A medida determina que as redes públicas revisem normas, regulamentos e documentos pedagógicos relacionados à modalidade. Também será obrigatória a criação de uma política própria de Educação Integral em Tempo Integral em cada estado e município.

Entre os documentos que deverão ser atualizados estão resoluções, portarias, instruções normativas, orientações pedagógicas, diretrizes curriculares, regimentos escolares e os Projetos Político-Pedagógicos (PPPs), que orientam o funcionamento das escolas.

Além disso, estados e municípios deverão elaborar ou revisar um ato normativo específico para instituir oficialmente a política de educação integral em suas redes de ensino.

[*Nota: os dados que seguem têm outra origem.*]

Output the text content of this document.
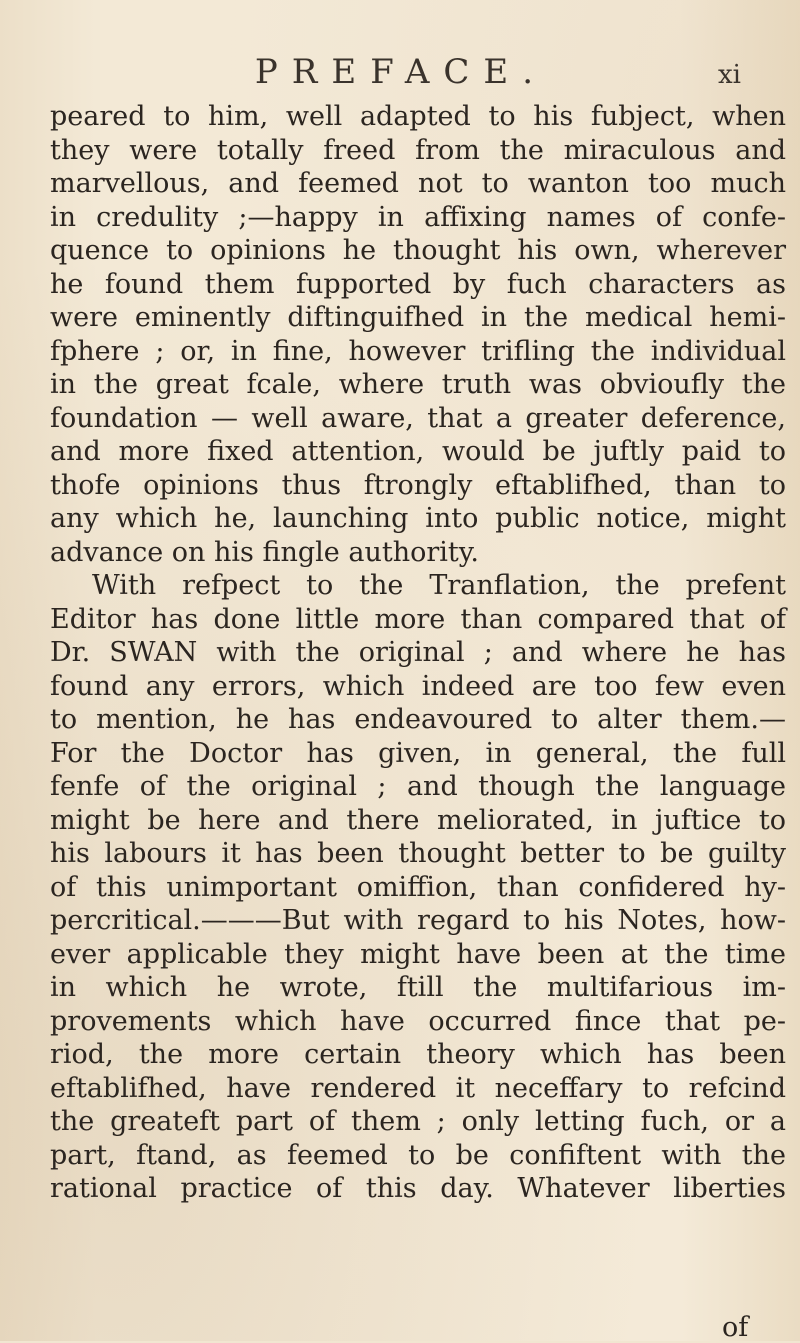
PREFACE.	xi
peared to him, well adapted to his fubject, when
they were totally freed from the miraculous and
marvellous, and feemed not to wanton too much
in credulity ;—happy in affixing names of confe-
quence to opinions he thought his own, wherever
he found them fupported by fuch characters as
were eminently diftinguifhed in the medical hemi-
fphere ; or, in fine, however trifling the individual
in the great fcale, where truth was obvioufly the
foundation — well aware, that a greater deference,
and more fixed attention, would be juftly paid to
thofe opinions thus ftrongly eftablifhed, than to
any which he, launching into public notice, might
advance on his fingle authority.
With refpect to the Tranflation, the prefent
Editor has done little more than compared that of
Dr. SWAN with the original ; and where he has
found any errors, which indeed are too few even
to mention, he has endeavoured to alter them.—
For the Doctor has given, in general, the full
fenfe of the original ; and though the language
might be here and there meliorated, in juftice to
his labours it has been thought better to be guilty
of this unimportant omiffion, than confidered hy-
percritical.———But with regard to his Notes, how-
ever applicable they might have been at the time
in which he wrote, ftill the multifarious im-
provements which have occurred fince that pe-
riod, the more certain theory which has been
eftablifhed, have rendered it neceffary to refcind
the greateft part of them ; only letting fuch, or a
part, ftand, as feemed to be confiftent with the
rational practice of this day. Whatever liberties
of
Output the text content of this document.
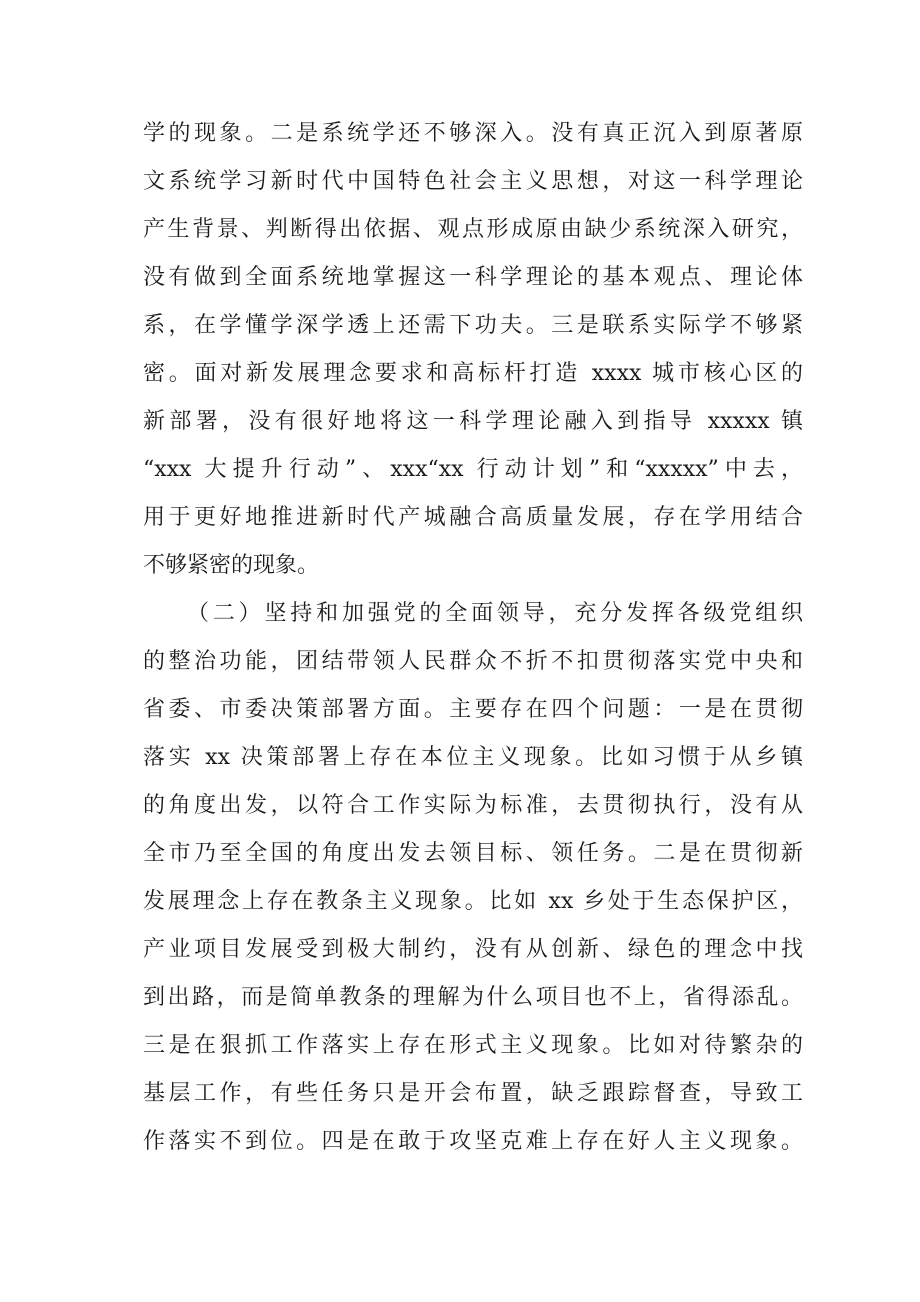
学的现象。二是系统学还不够深入。没有真正沉入到原著原
文系统学习新时代中国特色社会主义思想，对这一科学理论
产生背景、判断得出依据、观点形成原由缺少系统深入研究，
没有做到全面系统地掌握这一科学理论的基本观点、理论体
系，在学懂学深学透上还需下功夫。三是联系实际学不够紧
密。面对新发展理念要求和高标杆打造 xxxx 城市核心区的
新部署，没有很好地将这一科学理论融入到指导 xxxxx 镇
“xxx 大提升行动”、xxx“xx 行动计划”和“xxxxx”中去，
用于更好地推进新时代产城融合高质量发展，存在学用结合
不够紧密的现象。
（二）坚持和加强党的全面领导，充分发挥各级党组织
的整治功能，团结带领人民群众不折不扣贯彻落实党中央和
省委、市委决策部署方面。主要存在四个问题：一是在贯彻
落实 xx 决策部署上存在本位主义现象。比如习惯于从乡镇
的角度出发，以符合工作实际为标准，去贯彻执行，没有从
全市乃至全国的角度出发去领目标、领任务。二是在贯彻新
发展理念上存在教条主义现象。比如 xx 乡处于生态保护区，
产业项目发展受到极大制约，没有从创新、绿色的理念中找
到出路，而是简单教条的理解为什么项目也不上，省得添乱。
三是在狠抓工作落实上存在形式主义现象。比如对待繁杂的
基层工作，有些任务只是开会布置，缺乏跟踪督查，导致工
作落实不到位。四是在敢于攻坚克难上存在好人主义现象。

O documento precisará ser analisado pelos respectivos conselhos de educação e seguir orientações complementares que ainda serão divulgadas pelo Ministério da Educação (MEC).

Na prática, a iniciativa busca padronizar a implementação da educação integral em todo o país, garantindo que as redes públicas estejam alinhadas às diretrizes nacionais para ampliar a jornada escolar e fortalecer a formação dos estudantes.